Upgrading Talos from 1.0.0 to 1.0.5

So some days ago I got aware, that I was falling quite a bit behind on upgrading my Talos kubernetes cluster. The project is up to 1.0.5, and I was still running 1.0.0. As I sometime lack time, I started upgradiing my cluster a bit half heartedly as a left-hand job to be honest.

I admit this is a story of me not paying to much attention to detail. On the positive node, I learned some things!

The upgrade procedure

I was so happy that upgrading was really easy. Simply a matter of:

talosctl upgrade --nodes <node ip> --image ghcr.io/siderolabs/installer:vX.X.X

That sounded easy, and I took the (apparently) heroic decision of jumping straight to 1.0.5 from 1.0.0 - and doing it on my first control-plane node. Little did I know, but these kind of decisions was leading me down a perilous path. To my surprise, it didn't work. The node rebooted after some time, but was still running 1.0.0. So I was puzzled, and thought better of it and tried it out on a worker node. Same result. "Hmm... okay, so let's bump one version at a time" I though to myself. And that worked better. After getting all workers to 1.0.1.

The downfall (almost)

I now got back to that first control-plane. It failed a number of times, somewhere in the first 3-4 phases, which Talos Linux goes through during an upgrade. So I tried going to the help of talosctl - and noticed I could do

talosctl upgrade --nodes <node ip> --image ghcr.io/siderolabs/installer:v1.0.1 -s

-s was for stage - meaning the upgrade would be staged and performed after a reboot.

Now what follows was a lot of DOH! and "did I really do that" moments... in a bit of self defense, I did this Friday evening, after a long work week with lots of challenges, and I was still a bit tired after the big company party Wednesday night. That being said, in retrospect, I was just plain careless.

When the control-plane host came up, it was complaining about it couldn't figure out what to do, and needed bootstrapping - even offering up the command for doing so.

talosctl bootstrap

The cluster that disappeared

At this point, it dawned on me, I had lost access to my cluster, and it was DOWN. The alerts from uptimerobot was flooding in.

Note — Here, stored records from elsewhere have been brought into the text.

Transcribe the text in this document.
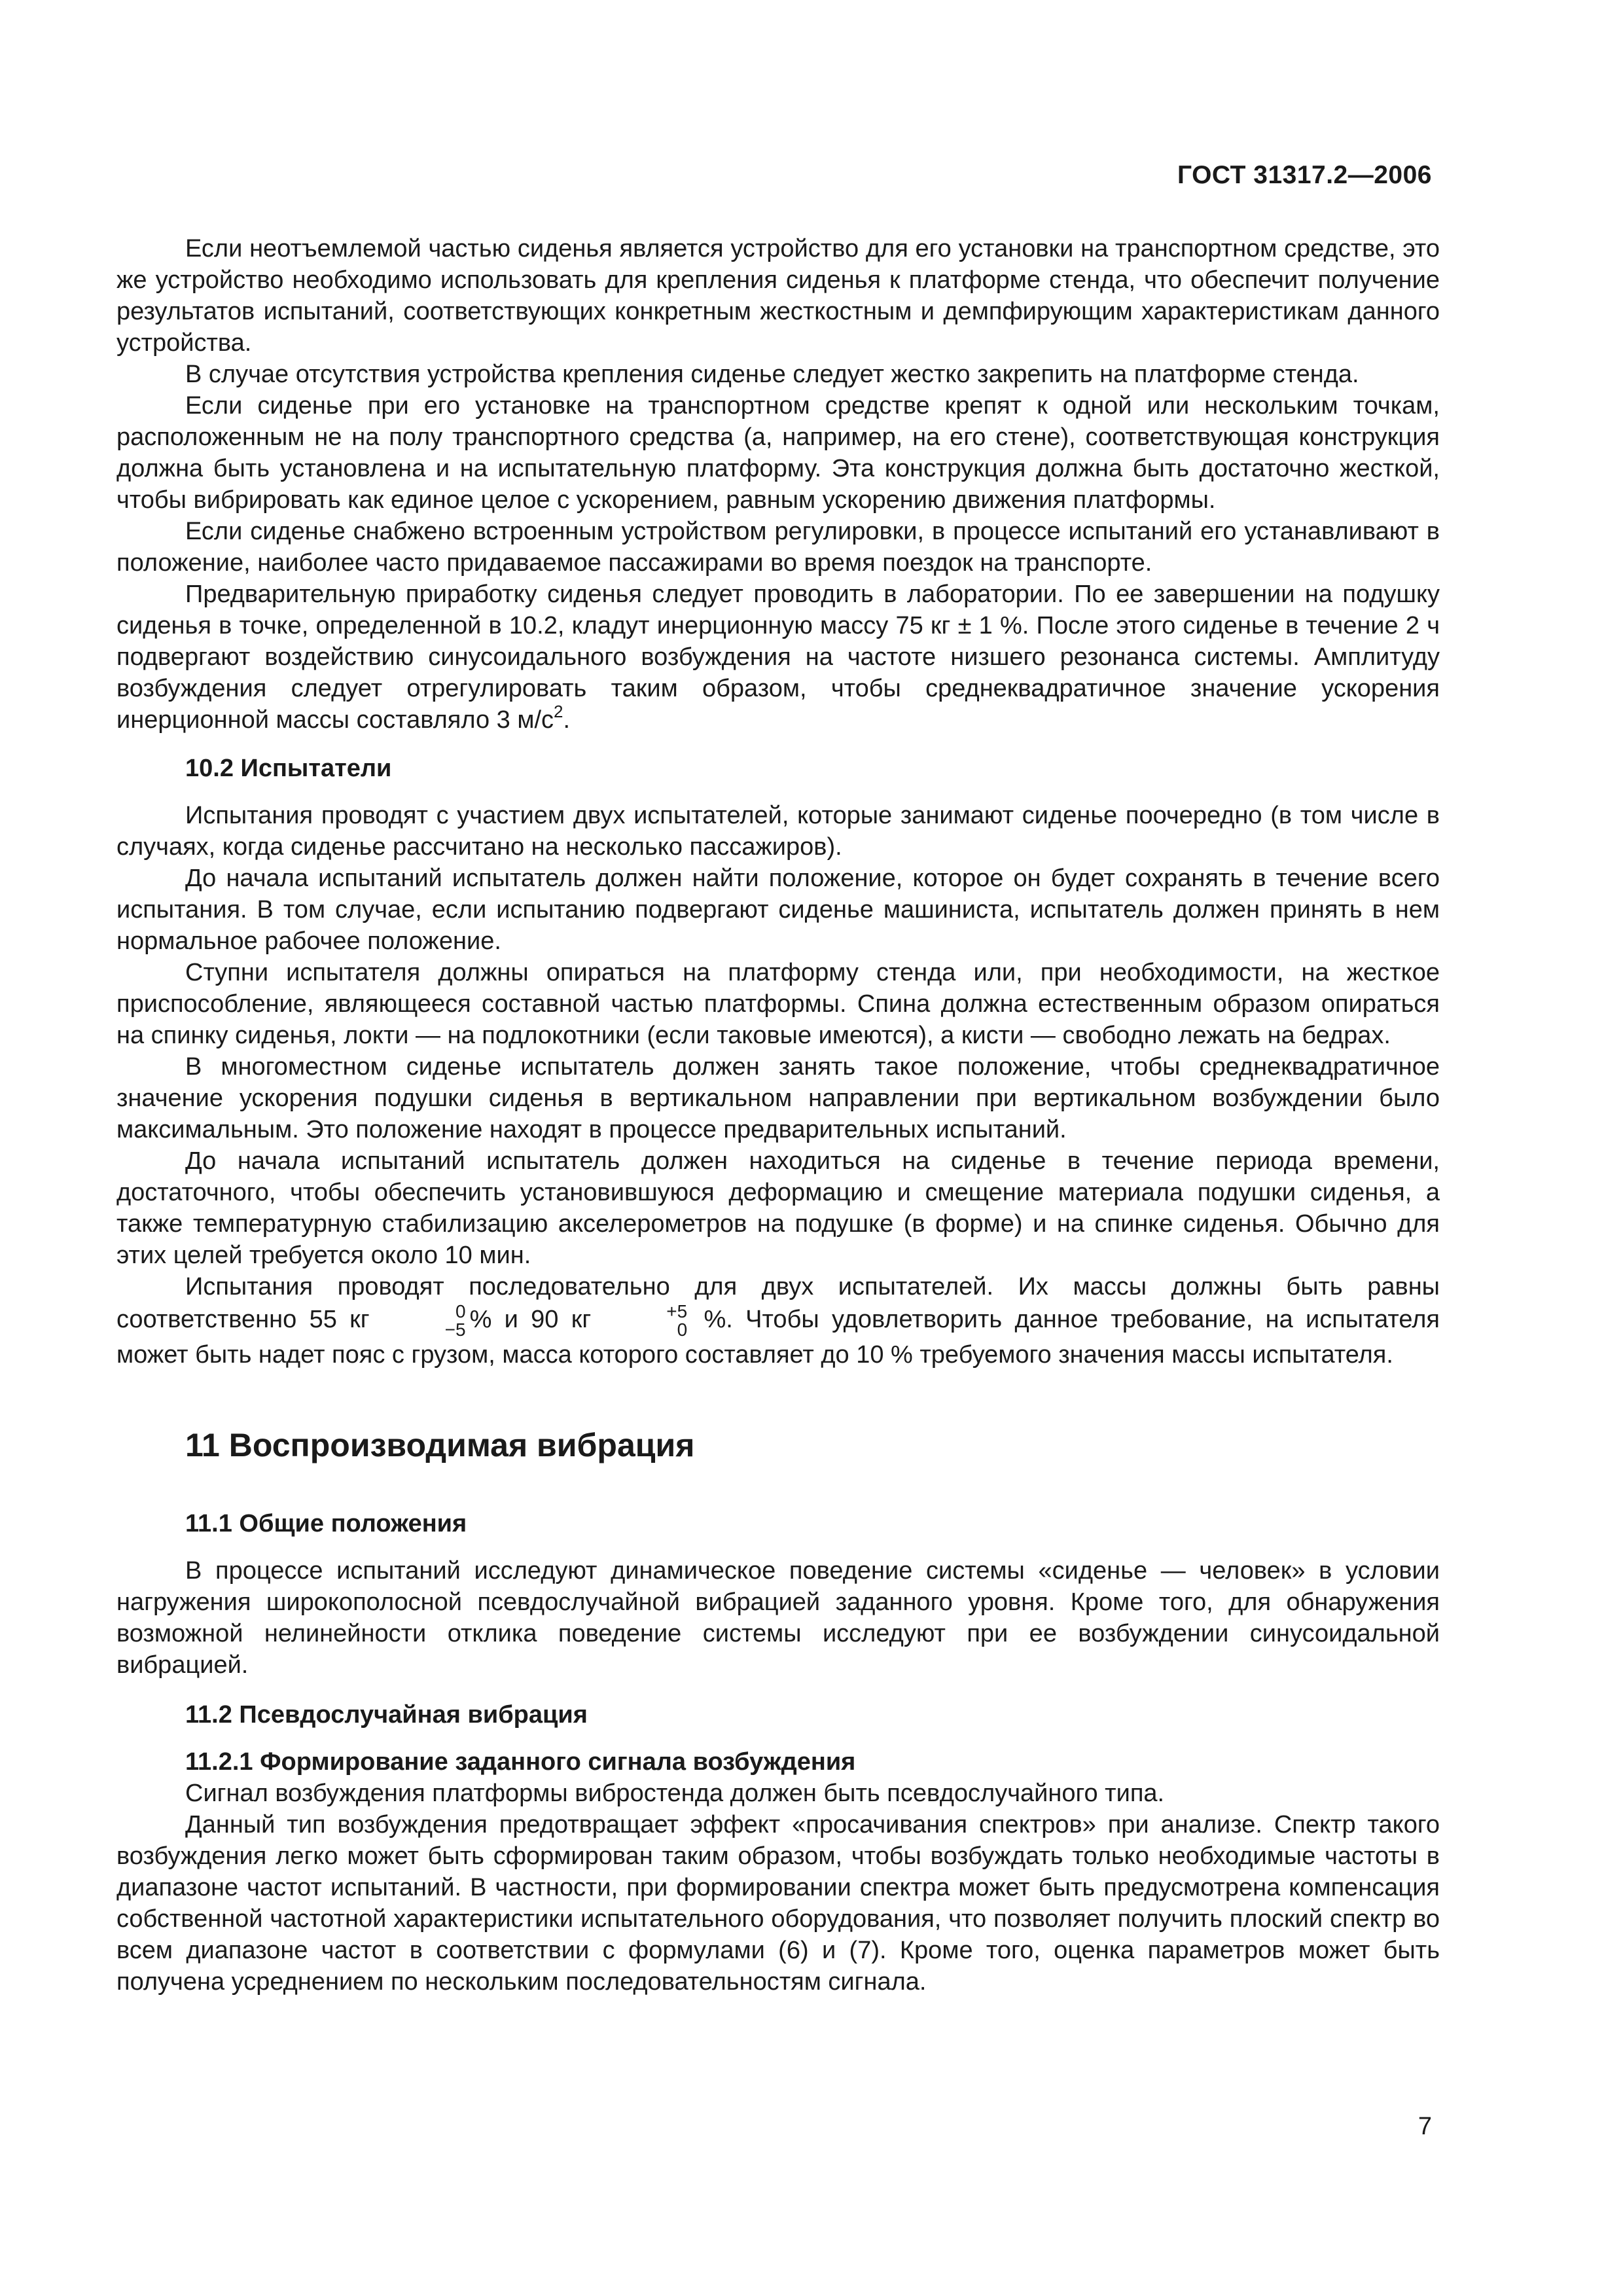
ГОСТ 31317.2—2006

Если неотъемлемой частью сиденья является устройство для его установки на транспортном средстве, это же устройство необходимо использовать для крепления сиденья к платформе стенда, что обеспечит получение результатов испытаний, соответствующих конкретным жесткостным и демпфирующим характеристикам данного устройства.

В случае отсутствия устройства крепления сиденье следует жестко закрепить на платформе стенда.

Если сиденье при его установке на транспортном средстве крепят к одной или нескольким точкам, расположенным не на полу транспортного средства (а, например, на его стене), соответствующая конструкция должна быть установлена и на испытательную платформу. Эта конструкция должна быть достаточно жесткой, чтобы вибрировать как единое целое с ускорением, равным ускорению движения платформы.

Если сиденье снабжено встроенным устройством регулировки, в процессе испытаний его устанавливают в положение, наиболее часто придаваемое пассажирами во время поездок на транспорте.

Предварительную приработку сиденья следует проводить в лаборатории. По ее завершении на подушку сиденья в точке, определенной в 10.2, кладут инерционную массу 75 кг ± 1 %. После этого сиденье в течение 2 ч подвергают воздействию синусоидального возбуждения на частоте низшего резонанса системы. Амплитуду возбуждения следует отрегулировать таким образом, чтобы среднеквадратичное значение ускорения инерционной массы составляло 3 $м/с^2$.

10.2 Испытатели

Испытания проводят с участием двух испытателей, которые занимают сиденье поочередно (в том числе в случаях, когда сиденье рассчитано на несколько пассажиров).

До начала испытаний испытатель должен найти положение, которое он будет сохранять в течение всего испытания. В том случае, если испытанию подвергают сиденье машиниста, испытатель должен принять в нем нормальное рабочее положение.

Ступни испытателя должны опираться на платформу стенда или, при необходимости, на жесткое приспособление, являющееся составной частью платформы. Спина должна естественным образом опираться на спинку сиденья, локти — на подлокотники (если таковые имеются), а кисти — свободно лежать на бедрах.

В многоместном сиденье испытатель должен занять такое положение, чтобы среднеквадратичное значение ускорения подушки сиденья в вертикальном направлении при вертикальном возбуждении было максимальным. Это положение находят в процессе предварительных испытаний.

До начала испытаний испытатель должен находиться на сиденье в течение периода времени, достаточного, чтобы обеспечить установившуюся деформацию и смещение материала подушки сиденья, а также температурную стабилизацию акселерометров на подушке (в форме) и на спинке сиденья. Обычно для этих целей требуется около 10 мин.

Испытания проводят последовательно для двух испытателей. Их массы должны быть равны соответственно 55 кг	0
−5 % и 90 кг	+5
0 %. Чтобы удовлетворить данное требование, на испытателя может быть надет пояс с грузом, масса которого составляет до 10 % требуемого значения массы испытателя.

11 Воспроизводимая вибрация
11.1 Общие положения

В процессе испытаний исследуют динамическое поведение системы «сиденье — человек» в условии нагружения широкополосной псевдослучайной вибрацией заданного уровня. Кроме того, для обнаружения возможной нелинейности отклика поведение системы исследуют при ее возбуждении синусоидальной вибрацией.

11.2 Псевдослучайная вибрация
11.2.1 Формирование заданного сигнала возбуждения

Сигнал возбуждения платформы вибростенда должен быть псевдослучайного типа.

Данный тип возбуждения предотвращает эффект «просачивания спектров» при анализе. Спектр такого возбуждения легко может быть сформирован таким образом, чтобы возбуждать только необходимые частоты в диапазоне частот испытаний. В частности, при формировании спектра может быть предусмотрена компенсация собственной частотной характеристики испытательного оборудования, что позволяет получить плоский спектр во всем диапазоне частот в соответствии с формулами (6) и (7). Кроме того, оценка параметров может быть получена усреднением по нескольким последовательностям сигнала.

7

I couldn't perform kubectl commands and talosctl wasn't working against the master node anymore. No contact.

I now tried to change the api endpoint in both my ~/.kube/config and my ~/.talos/config, where the endpoint was the master node now unreachable.

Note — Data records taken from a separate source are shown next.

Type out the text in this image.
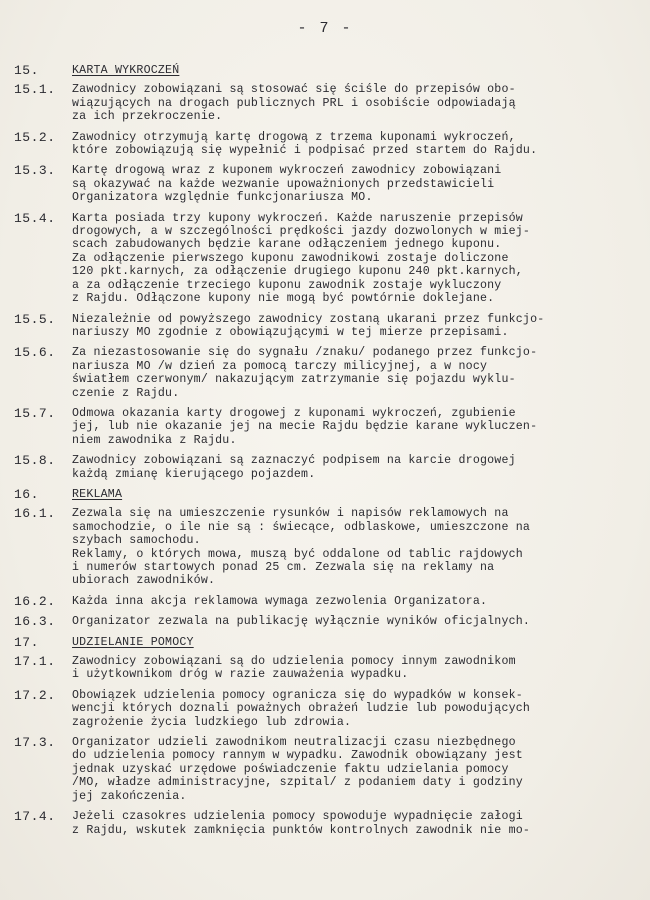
- 7 -
15.	KARTA WYKROCZEŃ
15.1.	Zawodnicy zobowiązani są stosować się ściśle do przepisów obo-
wiązujących na drogach publicznych PRL i osobiście odpowiadają
za ich przekroczenie.
15.2.	Zawodnicy otrzymują kartę drogową z trzema kuponami wykroczeń,
które zobowiązują się wypełnić i podpisać przed startem do Rajdu.
15.3.	Kartę drogową wraz z kuponem wykroczeń zawodnicy zobowiązani
są okazywać na każde wezwanie upoważnionych przedstawicieli
Organizatora względnie funkcjonariusza MO.
15.4.	Karta posiada trzy kupony wykroczeń. Każde naruszenie przepisów
drogowych, a w szczególności prędkości jazdy dozwolonych w miej-
scach zabudowanych będzie karane odłączeniem jednego kuponu.
Za odłączenie pierwszego kuponu zawodnikowi zostaje doliczone
120 pkt.karnych, za odłączenie drugiego kuponu 240 pkt.karnych,
a za odłączenie trzeciego kuponu zawodnik zostaje wykluczony
z Rajdu. Odłączone kupony nie mogą być powtórnie doklejane.
15.5.	Niezależnie od powyższego zawodnicy zostaną ukarani przez funkcjo-
nariuszy MO zgodnie z obowiązującymi w tej mierze przepisami.
15.6.	Za niezastosowanie się do sygnału /znaku/ podanego przez funkcjo-
nariusza MO /w dzień za pomocą tarczy milicyjnej, a w nocy
światłem czerwonym/ nakazującym zatrzymanie się pojazdu wyklu-
czenie z Rajdu.
15.7.	Odmowa okazania karty drogowej z kuponami wykroczeń, zgubienie
jej, lub nie okazanie jej na mecie Rajdu będzie karane wykluczen-
niem zawodnika z Rajdu.
15.8.	Zawodnicy zobowiązani są zaznaczyć podpisem na karcie drogowej
każdą zmianę kierującego pojazdem.
16.	REKLAMA
16.1.	Zezwala się na umieszczenie rysunków i napisów reklamowych na
samochodzie, o ile nie są : świecące, odblaskowe, umieszczone na
szybach samochodu.
Reklamy, o których mowa, muszą być oddalone od tablic rajdowych
i numerów startowych ponad 25 cm. Zezwala się na reklamy na
ubiorach zawodników.
16.2.	Każda inna akcja reklamowa wymaga zezwolenia Organizatora.
16.3.	Organizator zezwala na publikację wyłącznie wyników oficjalnych.
17.	UDZIELANIE POMOCY
17.1.	Zawodnicy zobowiązani są do udzielenia pomocy innym zawodnikom
i użytkownikom dróg w razie zauważenia wypadku.
17.2.	Obowiązek udzielenia pomocy ogranicza się do wypadków w konsek-
wencji których doznali poważnych obrażeń ludzie lub powodujących
zagrożenie życia ludzkiego lub zdrowia.
17.3.	Organizator udzieli zawodnikom neutralizacji czasu niezbędnego
do udzielenia pomocy rannym w wypadku. Zawodnik obowiązany jest
jednak uzyskać urzędowe poświadczenie faktu udzielania pomocy
/MO, władze administracyjne, szpital/ z podaniem daty i godziny
jej zakończenia.
17.4.	Jeżeli czasokres udzielenia pomocy spowoduje wypadnięcie załogi
z Rajdu, wskutek zamknięcia punktów kontrolnych zawodnik nie mo-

That worked somewhat. I was able to get a list of nodes from the cluster, and I could perform talosctl commands again.

My cluster was still down however.

RTFM and Talos outstanding support

Reading a bunch of documentation did not make me any wiser. I decided to play with open cards, and flaunt my ignorance and stupidity (I didn't feel especially smart at this point ;-)) and headed over to the slack channel. Asking what I could do.

I was mostly expecting the cluster to be lost. Except... I did have 3 control-plane nodes, so I thought I might be able to save it. I just had no idea how.

Andrey Smirnov answered a short time later, and quickly sorted the situation. He clarified I didn't have an HA setup, since my controlplane endpoint was that one node. Now that came as both and "off coures" realisation, and a surprise.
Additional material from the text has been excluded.